One can imagine a similar trip to the supermarket with Sun Tzu. As we enter the store, Sun remarks, “He will win who knows when to shop and when not to shop.” He adds, “Victorious shoppers eat first and then go to the store, while defeated shoppers go to store first and then eat afterwards.”


Grabbing a cart and heading down the first aisle, Sun spots an ongoing sale. Grabbing a few of the sale items, he remarks, “Quickness is the essence of shopping.” He also notes, “Who wishes to shop must first count the cost.” Budgets are always a good thing to follow. Sun believes good planning makes for easy shopping. He notes, “What the ancients called a clever shopper is one who not only shops, but excels in shopping with ease.”


Getting serious, he turns and says, “The art of grocery shopping is of vital importance to the home. It is a matter of life and death, a road either to safety or to ruin. Hence it is a subject of inquiry which can on no account be neglected.” He adds, “One mark of a great shopper is that they shop on their own terms or shop not at all.” Heading down the snack aisle, he remarks, “If the mind is willing, the flesh could go on and on without many things.”

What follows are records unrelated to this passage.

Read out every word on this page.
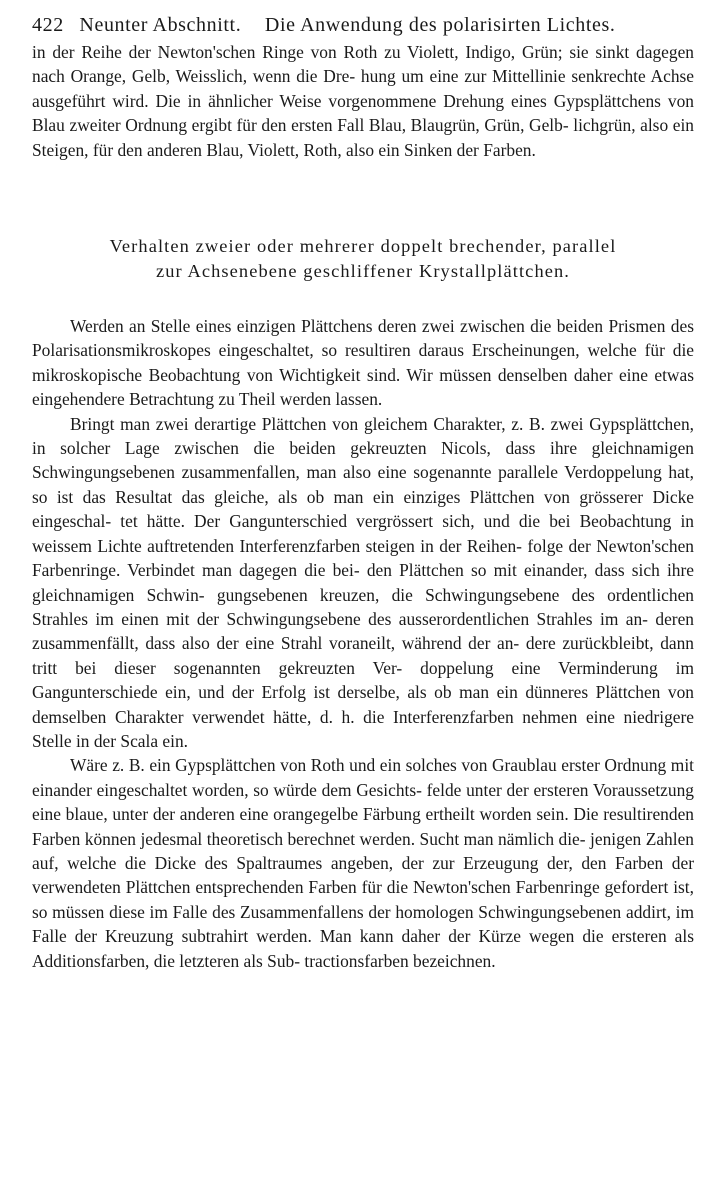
422 Neunter Abschnitt. Die Anwendung des polarisirten Lichtes.

in der Reihe der Newton'schen Ringe von Roth zu Violett, Indigo, Grün; sie sinkt dagegen nach Orange, Gelb, Weisslich, wenn die Dre- hung um eine zur Mittellinie senkrechte Achse ausgeführt wird. Die in ähnlicher Weise vorgenommene Drehung eines Gypsplättchens von Blau zweiter Ordnung ergibt für den ersten Fall Blau, Blaugrün, Grün, Gelb- lichgrün, also ein Steigen, für den anderen Blau, Violett, Roth, also ein Sinken der Farben.

Verhalten zweier oder mehrerer doppelt brechender, parallel
zur Achsenebene geschliffener Krystallplättchen.

Werden an Stelle eines einzigen Plättchens deren zwei zwischen die beiden Prismen des Polarisationsmikroskopes eingeschaltet, so resultiren daraus Erscheinungen, welche für die mikroskopische Beobachtung von Wichtigkeit sind. Wir müssen denselben daher eine etwas eingehendere Betrachtung zu Theil werden lassen.

Bringt man zwei derartige Plättchen von gleichem Charakter, z. B. zwei Gypsplättchen, in solcher Lage zwischen die beiden gekreuzten Nicols, dass ihre gleichnamigen Schwingungsebenen zusammenfallen, man also eine sogenannte parallele Verdoppelung hat, so ist das Resultat das gleiche, als ob man ein einziges Plättchen von grösserer Dicke eingeschal- tet hätte. Der Gangunterschied vergrössert sich, und die bei Beobachtung in weissem Lichte auftretenden Interferenzfarben steigen in der Reihen- folge der Newton'schen Farbenringe. Verbindet man dagegen die bei- den Plättchen so mit einander, dass sich ihre gleichnamigen Schwin- gungsebenen kreuzen, die Schwingungsebene des ordentlichen Strahles im einen mit der Schwingungsebene des ausserordentlichen Strahles im an- deren zusammenfällt, dass also der eine Strahl voraneilt, während der an- dere zurückbleibt, dann tritt bei dieser sogenannten gekreuzten Ver- doppelung eine Verminderung im Gangunterschiede ein, und der Erfolg ist derselbe, als ob man ein dünneres Plättchen von demselben Charakter verwendet hätte, d. h. die Interferenzfarben nehmen eine niedrigere Stelle in der Scala ein.

Wäre z. B. ein Gypsplättchen von Roth und ein solches von Graublau erster Ordnung mit einander eingeschaltet worden, so würde dem Gesichts- felde unter der ersteren Voraussetzung eine blaue, unter der anderen eine orangegelbe Färbung ertheilt worden sein. Die resultirenden Farben können jedesmal theoretisch berechnet werden. Sucht man nämlich die- jenigen Zahlen auf, welche die Dicke des Spaltraumes angeben, der zur Erzeugung der, den Farben der verwendeten Plättchen entsprechenden Farben für die Newton'schen Farbenringe gefordert ist, so müssen diese im Falle des Zusammenfallens der homologen Schwingungsebenen addirt, im Falle der Kreuzung subtrahirt werden. Man kann daher der Kürze wegen die ersteren als Additionsfarben, die letzteren als Sub- tractionsfarben bezeichnen.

Confronted by numerous similar products, Sun says, “Ponder and deliberate before you make a move.” Pondering and deliberating, however, can only go on for so long. Sun, it turns out, is not a patient man. Having traversed all the aisles, he states, “There is no instance of a person benefiting from prolonged shopping.” With that sage advice, we head for the checkout stand where Sun offers his last bit of advice, “Who does not know the evils of shopping cannot appreciate its benefits.”


Concluding Thoughts


All satire aside, grocery shoppers need to be very strategic in the months ahead. Grocers can help them get through the tough times. Grant Steadman (@grantsteadman), President for North America at dunnhumby, observes, “Consumers are now twice as concerned about their personal finances as they are about Covid itself. With inflation persisting and government stimulus’ phased out, the majority of shoppers are now looking for greater value. Retailers who are perceived as offering more value and respond to their customers’ increasing need for this, will earn the loyalty of the new customers they gained during the early phases of the pandemic.”[3] As I noted in a previous article, there are a number of things consumers can do for themselves including: make a shopping list, join a loyalty program, use coupons, pay with cash-back credit cards, and shop alone (sorry Carl and Tzu).[4]


[1] Bloomberg, “‘People Are Hoarding’: Food Shortages Are The Next Supply Chain Crunch,” SupplyChainBrain, 20 October 2021.
[2] Sarah Sicard, “Carl von Clausewitz on grocery shopping,” Navy Times, 12 October 2021.
[3] dunnhumby, “Dunnhumby: Confidence In Grocery Stores, Government Plummets,” The Shelby Report, 27 September 2021.
[4] Stephen DeAngelis, “Grocery Shopping and Inflation, Part Two: Impact on Consumers,” Enterra Insights, 17 December 2021.